In a notable economic development, overseas Pakistanis have contributed $137 million to the country’s economy in the month of July through the Roshan Digital Account (RDA). This brings the total inflow to an impressive $6.48 billion within 35 months since the initiative’s launch in September 2020.
These substantial inflows have played a crucial role in stabilizing Pakistan’s foreign exchange reserves, which currently stand at approximately $8 billion. This level of reserves provides nearly two months of import cover, enhancing the country’s financial stability.

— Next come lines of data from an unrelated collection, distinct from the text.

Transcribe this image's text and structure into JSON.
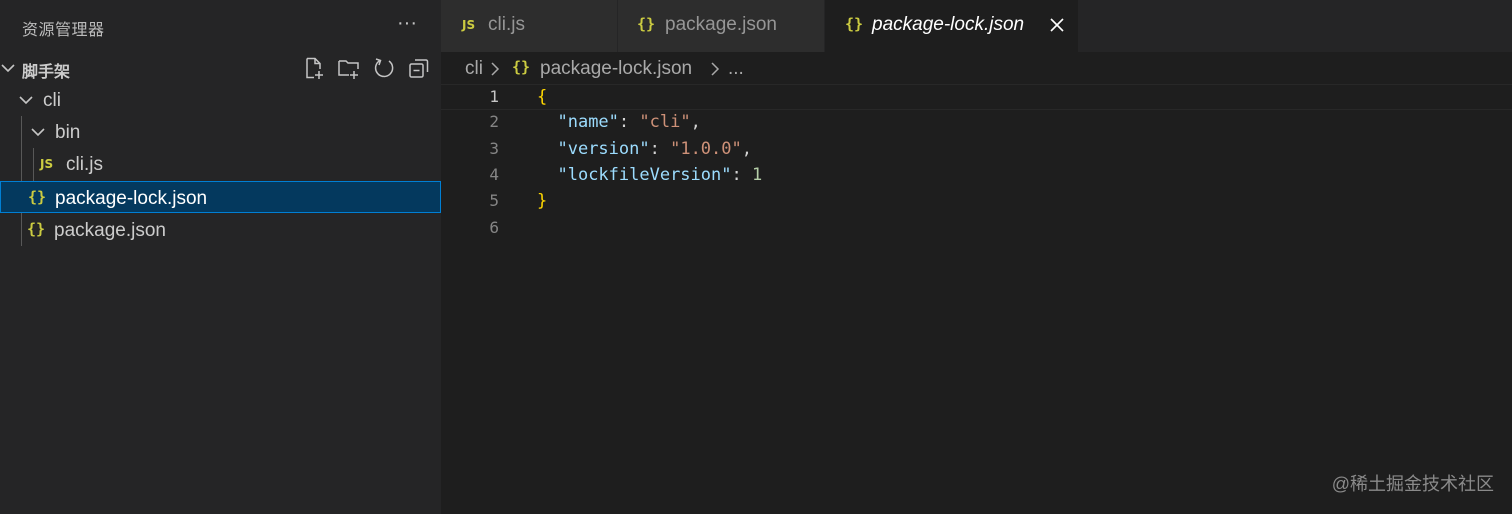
{
  "sidebar": {
    "title": "资源管理器",
    "more_label": "···",
    "section_title": "脚手架",
    "tree": {
      "cli": "cli",
      "bin": "bin",
      "cli_js": "cli.js",
      "package_lock": "package-lock.json",
      "package": "package.json"
    }
  },
  "tabs": [
    {
      "label": "cli.js",
      "icon": "JS"
    },
    {
      "label": "package.json",
      "icon": "{}"
    },
    {
      "label": "package-lock.json",
      "icon": "{}"
    }
  ],
  "breadcrumb": {
    "folder": "cli",
    "file": "package-lock.json",
    "more": "..."
  },
  "editor": {
    "line_numbers": [
      "1",
      "2",
      "3",
      "4",
      "5",
      "6"
    ],
    "lines": [
      {
        "tokens": [
          {
            "t": "brace",
            "v": "{"
          }
        ]
      },
      {
        "tokens": [
          {
            "t": "punc",
            "v": "  "
          },
          {
            "t": "key",
            "v": "\"name\""
          },
          {
            "t": "punc",
            "v": ": "
          },
          {
            "t": "str",
            "v": "\"cli\""
          },
          {
            "t": "punc",
            "v": ","
          }
        ]
      },
      {
        "tokens": [
          {
            "t": "punc",
            "v": "  "
          },
          {
            "t": "key",
            "v": "\"version\""
          },
          {
            "t": "punc",
            "v": ": "
          },
          {
            "t": "str",
            "v": "\"1.0.0\""
          },
          {
            "t": "punc",
            "v": ","
          }
        ]
      },
      {
        "tokens": [
          {
            "t": "punc",
            "v": "  "
          },
          {
            "t": "key",
            "v": "\"lockfileVersion\""
          },
          {
            "t": "punc",
            "v": ": "
          },
          {
            "t": "num",
            "v": "1"
          }
        ]
      },
      {
        "tokens": [
          {
            "t": "brace",
            "v": "}"
          }
        ]
      },
      {
        "tokens": []
      }
    ]
  },
  "watermark": "@稀土掘金技术社区",
  "colors": {
    "accent": "#007fd4",
    "selection": "#04395e",
    "json_icon": "#cbcb41"
  }
}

As per updates shared by the central bank via Twitter, these inflows surged past the $6.5 billion milestone by August 12, 2023. The data breakdown reveals that non-resident Pakistanis have invested $3.88 billion in the country’s economy out of the total $6.48 billion. Over the three-year period, withdrawals amounted to $1.47 billion, resulting in a balance of $1.13 billion.
Within this remaining balance, expatriates have allocated $319 million towards local and foreign currency-denominated Naya Pakistan Certificates (NPCs), $330 million into Shariah-compliant NPCs, and $21 million into the Pakistan Stock Exchange (PSX). Furthermore, they maintained cash deposits totaling $377 million in bank accounts in July, according to data from the State Bank of Pakistan (SBP).
It’s worth noting that the pace of inflows through the RDA has moderated in recent months compared to the record high of $290 million recorded in March 2022. Experts have suggested that the government and the central bank should consider revising the rate of return on NPCs, both conventional and Shariah-compliant, to incentivize further investments.
Some overseas Pakistanis are believed to have diverted their investments to more developed economies due to higher rates of return offered in those markets. Although the Pakistan Democratic Movement (PDM) government had increased the rate of return to 7-7.5% on US dollar-denominated NPCs, it remained less appealing compared to the US, a well-established and relatively less risky market, offering close to a 6% return on investment in its treasury papers.”